Esse governo será parecido com a primeira gestão de Lula (2003-2004) ou mais parecido com a gestão Dilma? Ou seja, mais ‘liberal’ na economia ou mais intervencionista?
É diferente, porque ele herdou uma economia em recessão, o que quer dizer que tinha espaço para crescer. E outra. Ele ouviu o Meirelles e o Palocci. O que assusta, e por outro lado explica, é que o Lula deve estar com Alzheimer, porque ele só sabe enxergar uma parte do passado e tem a memória curta, pois consegue enxergar só o passado e não o presente. Ao invés de raciocinar — ‘olha eu tive uma chance que poucos tiveram’ —. O Lula está querendo refazer tudo aquilo que deu errado.

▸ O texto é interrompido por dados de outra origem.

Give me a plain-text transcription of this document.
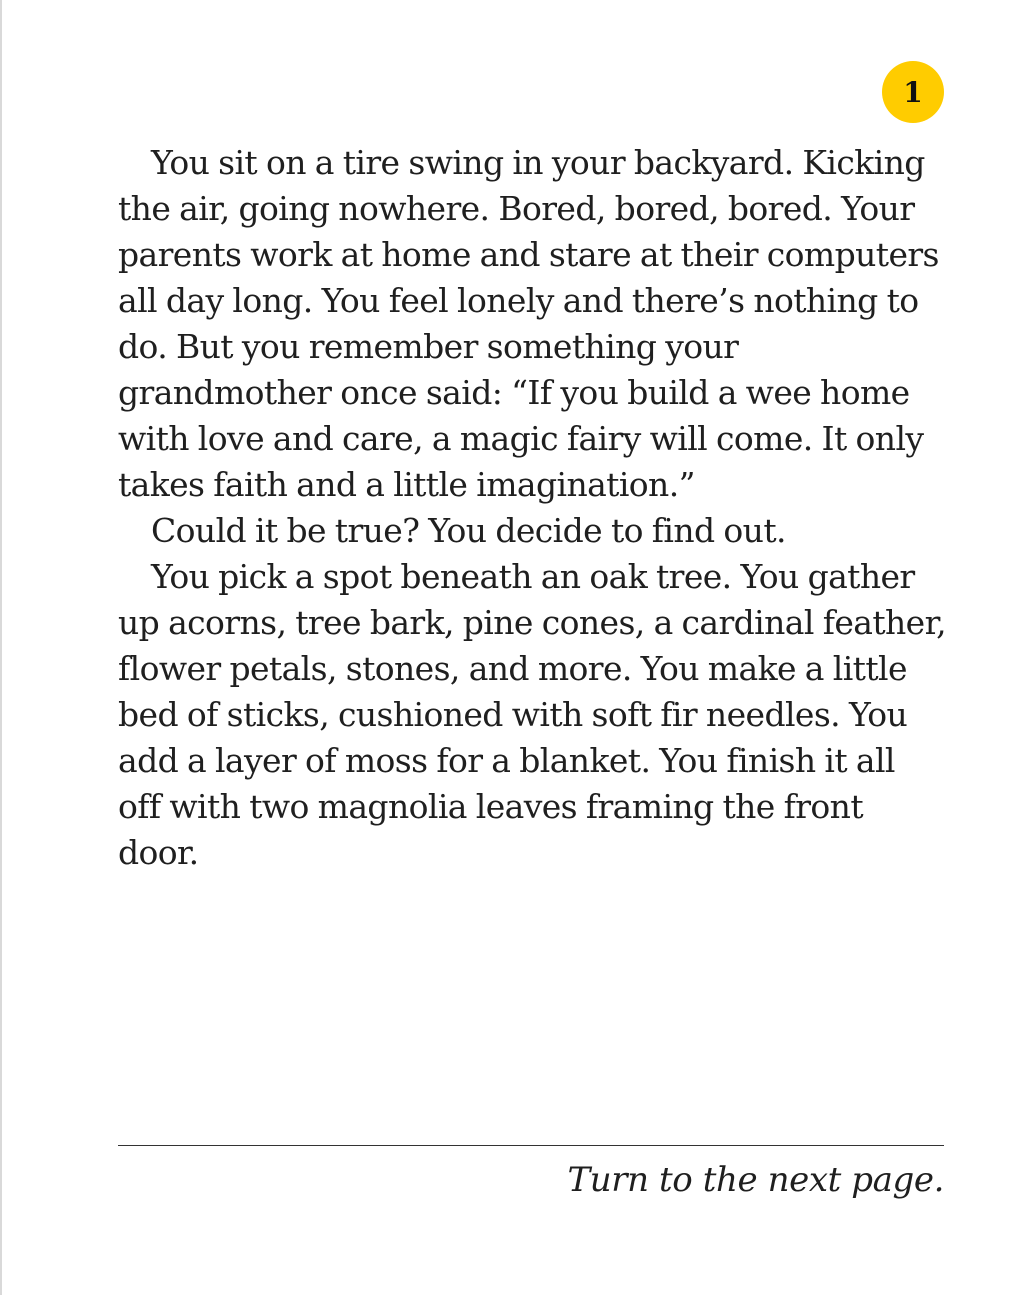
1
You sit on a tire swing in your backyard. Kicking
the air, going nowhere. Bored, bored, bored. Your
parents work at home and stare at their computers
all day long. You feel lonely and there’s nothing to
do. But you remember something your
grandmother once said: “If you build a wee home
with love and care, a magic fairy will come. It only
takes faith and a little imagination.”
Could it be true? You decide to find out.
You pick a spot beneath an oak tree. You gather
up acorns, tree bark, pine cones, a cardinal feather,
flower petals, stones, and more. You make a little
bed of sticks, cushioned with soft fir needles. You
add a layer of moss for a blanket. You finish it all
off with two magnolia leaves framing the front
door.
Turn to the next page.
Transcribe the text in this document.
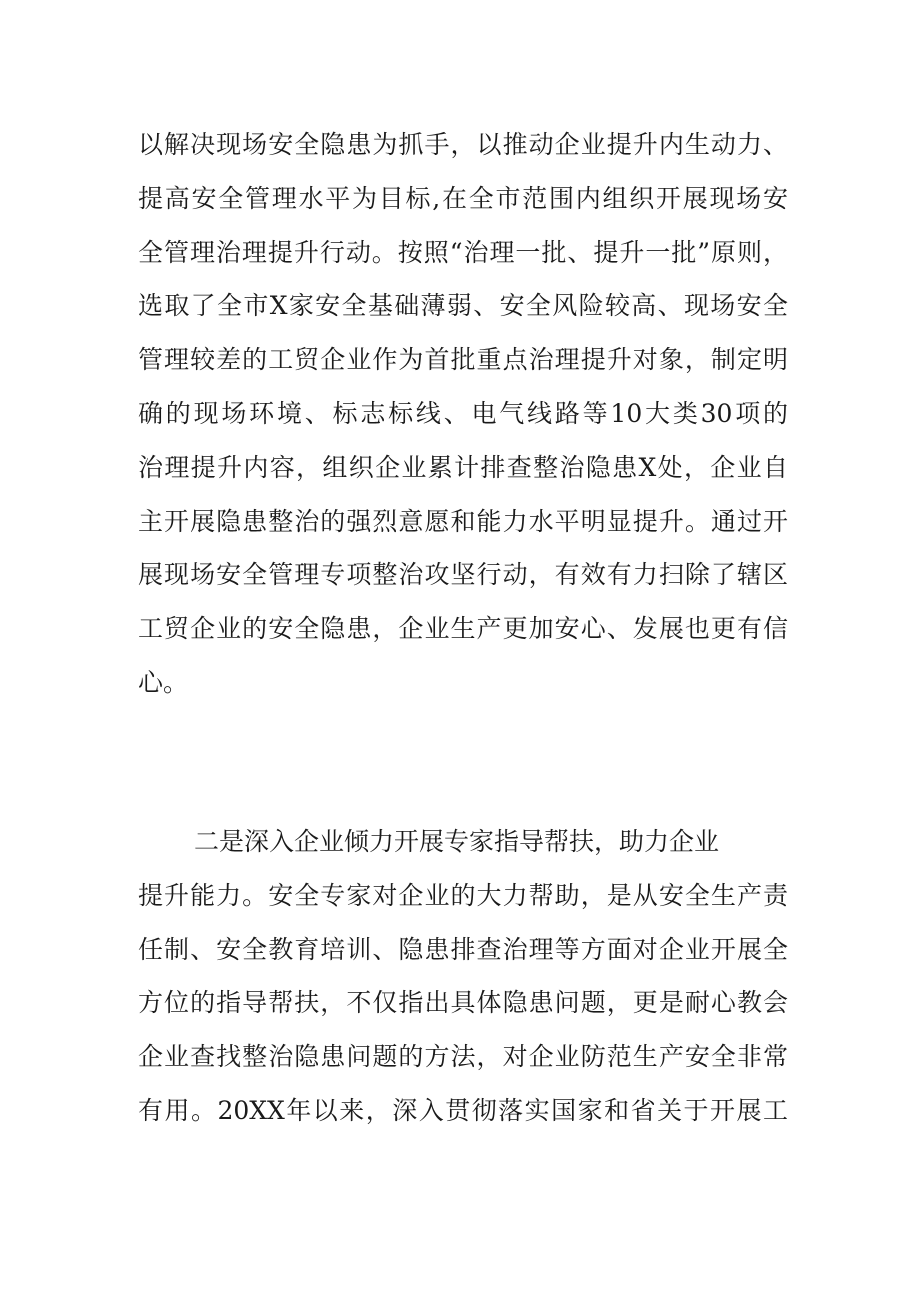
以解决现场安全隐患为抓手，以推动企业提升内生动力、
提高安全管理水平为目标,在全市范围内组织开展现场安
全管理治理提升行动。按照“治理一批、提升一批”原则，
选取了全市X家安全基础薄弱、安全风险较高、现场安全
管理较差的工贸企业作为首批重点治理提升对象，制定明
确的现场环境、标志标线、电气线路等10大类30项的
治理提升内容，组织企业累计排查整治隐患X处，企业自
主开展隐患整治的强烈意愿和能力水平明显提升。通过开
展现场安全管理专项整治攻坚行动，有效有力扫除了辖区
工贸企业的安全隐患，企业生产更加安心、发展也更有信
心。
二是深入企业倾力开展专家指导帮扶，助力企业
提升能力。安全专家对企业的大力帮助，是从安全生产责
任制、安全教育培训、隐患排查治理等方面对企业开展全
方位的指导帮扶，不仅指出具体隐患问题，更是耐心教会
企业查找整治隐患问题的方法，对企业防范生产安全非常
有用。20XX年以来，深入贯彻落实国家和省关于开展工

O presidente é contra novas privatizações e há petistas que tentam reverter a independência das agências reguladoras. Isso não é um retrocesso?
Em relação à privatização, a minha posição é a seguinte. Hoje não tem mais a importância que teve no passado, como na época que começou o governo do Itamar Franco e depois nos dois mandatos do Fernando Henrique, porque o objetivo das privatizações era enterrar o que se pode chamar de política econômica do Getúlio Vargas dos anos 30, 40 e 50. Foi contra esse Estado que já não fazia mais sentido que se teve o programa de privatização desenvolvido no governo do Itamar e depois levado em frente pelo Fernando Henrique, de maneira que quando o Lula assume em 2003, grande parte do setor público já tinha sido privatizado. A partir daí começou a privatização do setor elétrico e depois no governo do Temer se completou isso, de maneira que hoje, do setor público que a gente chama de herança do Getúlio Vargas, sobrou apenas a Petrobras. Mas, do ponto de vista objetivo da economia brasileira, é um capítulo encerrado, o arcabouço estatal desenvolvido pelo Getúlio, e depois afundado pelos militares, não existe mais, o que deixa Lula sem discurso.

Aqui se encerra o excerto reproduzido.